When you locate a seller who tells you they are interested in selling, but they tell you they don’t want to list, and they invite you to bring in an offer to purchase, how do you know if they’re genuinely interested in selling?
Similarly, if you have an owner who tells you they are interested in selling, but the price that they want is an above-market price, how do you know if you should even take the listing, or just completely pass on doing so altogether?
In this first situation, you may really be dealing with an owner who isn’t serious about selling, but they want you to give them a current appraisal of the property by you bringing them an offer on it. So in this situation, a good question to ask them ahead of time is, “If I bring you a signed offer from my buyer, will you give me a signed counteroffer to bring back to them?”
Then notice how they respond–If they immediately say something like, “Absolutely! If you bring me a signed offer I will definitely give you a signed counteroffer to take back to your buyer”, this is a good sign that they may be a real seller. However, if they hesitate instead and say something like, “Well, you just bring me in an offer and we’ll see what happens”, this is an indication that they may not be for real, and that they may actually be concerned with signing anything that would then obligate them to sell.
So in this situation, use your own best judgment, and if their asking price is reasonably close to what your buyer would be willing to pay, you may want to submit an offer to see if a transaction can in fact be consummated.
But in the second situation, where the owner is asking a high price, a good question to ask them can be, “If no one is willing to pay your price, and you still own this building five years from now, do you see any problem with that?”
With this in mind, the reason you want to ask this question is because you want to determine if the owner has an underlying, motivating reason to sell their property, or if they’re only a seller if they get a ridiculous price for the property. Because when an owner wants to sell, it’s usually because they either want to, or need to, in order to do something else with the money, and this is why they’re putting the property up on the market to sell it. These underlying reasons to sell can include divorce, a dissolution of partnership, estate planning, trading up, wanting to get out of one particular kind of property and into another one, and flat out needing the money for something else that’s now happening in their life.

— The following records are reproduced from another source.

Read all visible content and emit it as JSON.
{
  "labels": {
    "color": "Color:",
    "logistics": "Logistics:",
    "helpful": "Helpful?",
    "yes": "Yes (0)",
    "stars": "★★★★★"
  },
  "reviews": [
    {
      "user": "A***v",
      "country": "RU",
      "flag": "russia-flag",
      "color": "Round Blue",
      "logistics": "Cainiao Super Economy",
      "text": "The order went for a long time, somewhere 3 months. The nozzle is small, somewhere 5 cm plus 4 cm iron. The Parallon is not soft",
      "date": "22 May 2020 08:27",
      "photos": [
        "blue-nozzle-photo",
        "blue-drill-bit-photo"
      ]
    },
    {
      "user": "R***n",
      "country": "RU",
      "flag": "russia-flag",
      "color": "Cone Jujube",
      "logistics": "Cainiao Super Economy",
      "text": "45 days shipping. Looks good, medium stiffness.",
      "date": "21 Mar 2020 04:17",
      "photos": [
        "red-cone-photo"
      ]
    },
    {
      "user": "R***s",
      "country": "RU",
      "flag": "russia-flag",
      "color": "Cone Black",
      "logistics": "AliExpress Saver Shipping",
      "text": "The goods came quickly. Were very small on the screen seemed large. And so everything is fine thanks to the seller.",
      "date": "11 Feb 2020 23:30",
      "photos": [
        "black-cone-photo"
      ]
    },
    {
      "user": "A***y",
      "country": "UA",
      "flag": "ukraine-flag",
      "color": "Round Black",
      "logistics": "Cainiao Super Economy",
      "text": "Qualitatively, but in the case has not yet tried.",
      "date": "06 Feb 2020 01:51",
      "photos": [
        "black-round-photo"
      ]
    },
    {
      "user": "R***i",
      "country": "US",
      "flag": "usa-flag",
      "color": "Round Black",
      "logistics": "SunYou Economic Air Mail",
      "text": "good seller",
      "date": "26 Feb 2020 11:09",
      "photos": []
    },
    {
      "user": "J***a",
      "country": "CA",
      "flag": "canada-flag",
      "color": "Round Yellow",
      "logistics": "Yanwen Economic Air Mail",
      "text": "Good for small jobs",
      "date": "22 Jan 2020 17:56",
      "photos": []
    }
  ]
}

However, if an owner is fine with still owning their property five years down the road, unless you can deliver an above-market price to them, you may want to then pass on taking the listing…unless you’re in a market where values are rapidly rising, and you believe that if you control the listing for long enough, that someone may finally step forward and pay the owner that full asking price.
So in putting all of this together, when you’re dealing with owners in either of these two situations, remember to ask them these questions, as they will help you to identify the real sellers, so you can then pass on the ones who will be totally wasting your time.